The Celebrity Problem: For users with more than 10,000 followers, do NOT fan out on write. Instead, merge their tweets into the timeline at read time. This hybrid approach (fan-out-on-write for normal users, fan-out-on-read for celebrities) is what Twitter actually uses.
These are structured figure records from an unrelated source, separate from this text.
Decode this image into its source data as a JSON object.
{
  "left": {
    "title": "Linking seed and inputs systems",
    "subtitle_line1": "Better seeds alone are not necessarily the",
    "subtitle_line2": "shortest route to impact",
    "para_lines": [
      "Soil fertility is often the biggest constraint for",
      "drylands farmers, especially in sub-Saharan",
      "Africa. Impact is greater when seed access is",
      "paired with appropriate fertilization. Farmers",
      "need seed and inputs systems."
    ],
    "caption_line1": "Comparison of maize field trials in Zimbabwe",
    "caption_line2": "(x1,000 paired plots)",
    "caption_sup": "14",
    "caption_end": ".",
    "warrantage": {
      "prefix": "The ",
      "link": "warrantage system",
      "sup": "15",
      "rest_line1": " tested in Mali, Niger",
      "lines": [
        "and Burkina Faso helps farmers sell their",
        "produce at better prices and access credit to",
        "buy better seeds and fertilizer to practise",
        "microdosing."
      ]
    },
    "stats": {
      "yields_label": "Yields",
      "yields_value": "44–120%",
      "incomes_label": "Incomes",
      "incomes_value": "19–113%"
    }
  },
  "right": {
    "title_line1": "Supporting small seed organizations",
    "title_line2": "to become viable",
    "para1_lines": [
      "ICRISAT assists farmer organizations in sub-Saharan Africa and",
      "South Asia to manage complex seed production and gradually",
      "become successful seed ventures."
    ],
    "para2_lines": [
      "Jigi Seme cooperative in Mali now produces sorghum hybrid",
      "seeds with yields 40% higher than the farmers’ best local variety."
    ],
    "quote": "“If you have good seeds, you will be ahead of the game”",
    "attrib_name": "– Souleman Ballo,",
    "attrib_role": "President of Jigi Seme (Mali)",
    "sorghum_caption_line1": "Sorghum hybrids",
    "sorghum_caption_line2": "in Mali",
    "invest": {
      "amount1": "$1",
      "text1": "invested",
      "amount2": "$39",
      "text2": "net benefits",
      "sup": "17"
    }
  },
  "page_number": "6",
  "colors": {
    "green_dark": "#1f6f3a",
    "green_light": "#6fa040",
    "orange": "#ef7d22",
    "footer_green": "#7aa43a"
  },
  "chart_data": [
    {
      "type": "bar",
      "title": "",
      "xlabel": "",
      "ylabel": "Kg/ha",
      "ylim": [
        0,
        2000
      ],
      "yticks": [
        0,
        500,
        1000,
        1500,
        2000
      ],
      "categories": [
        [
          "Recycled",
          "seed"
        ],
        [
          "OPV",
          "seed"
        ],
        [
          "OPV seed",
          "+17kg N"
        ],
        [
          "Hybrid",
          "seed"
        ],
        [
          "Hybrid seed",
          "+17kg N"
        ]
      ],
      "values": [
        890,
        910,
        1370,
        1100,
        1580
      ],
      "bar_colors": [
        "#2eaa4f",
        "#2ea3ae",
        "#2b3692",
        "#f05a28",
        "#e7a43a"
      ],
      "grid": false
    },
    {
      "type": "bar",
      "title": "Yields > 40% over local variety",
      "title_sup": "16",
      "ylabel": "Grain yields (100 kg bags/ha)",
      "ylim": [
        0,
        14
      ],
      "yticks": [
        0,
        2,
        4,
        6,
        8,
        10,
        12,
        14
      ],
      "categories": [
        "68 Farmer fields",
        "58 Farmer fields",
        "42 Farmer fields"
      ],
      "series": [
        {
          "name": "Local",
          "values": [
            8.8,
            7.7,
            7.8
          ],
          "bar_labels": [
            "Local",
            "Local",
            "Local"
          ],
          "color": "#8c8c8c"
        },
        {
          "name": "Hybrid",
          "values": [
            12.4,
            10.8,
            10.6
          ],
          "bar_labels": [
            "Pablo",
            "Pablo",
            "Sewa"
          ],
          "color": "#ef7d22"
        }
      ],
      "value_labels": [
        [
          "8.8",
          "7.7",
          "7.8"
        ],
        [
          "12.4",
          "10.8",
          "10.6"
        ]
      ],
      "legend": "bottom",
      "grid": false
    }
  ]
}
Specific Back-of-the-Envelope Numbers
Traffic:
- 300M daily active users (DAU), 500M tweets/day
- Average user checks timeline 10 times/day = 3B timeline reads/day = ~35,000 reads/second
- Tweet writes: 500M/day = ~6,000 writes/second
- Average user has 400 followers: each tweet fans out to 400 timeline caches
Fan-out calculation:
- 500M tweets * 400 avg followers = 200 billion timeline cache updates/day
- Celebrity optimization: exclude users with 10K+ followers from fan-out, reducing this by ~30%
Storage:
- Tweet text: 280 bytes avg * 500M/day * 365 = ~50 TB/year for text alone
- Media: 1MB avg image * 100M images/day * 365 = ~36 PB/year for media
- Timeline cache (Redis): 300M users * 800 tweet IDs * 8 bytes = ~1.9 TB of Redis
Latency targets:
- Timeline load: under 200ms (pre-computed timeline from Redis)
- Tweet posting: under 500ms (write tweet, start async fan-out)
- Search: under 300ms (inverted index lookup)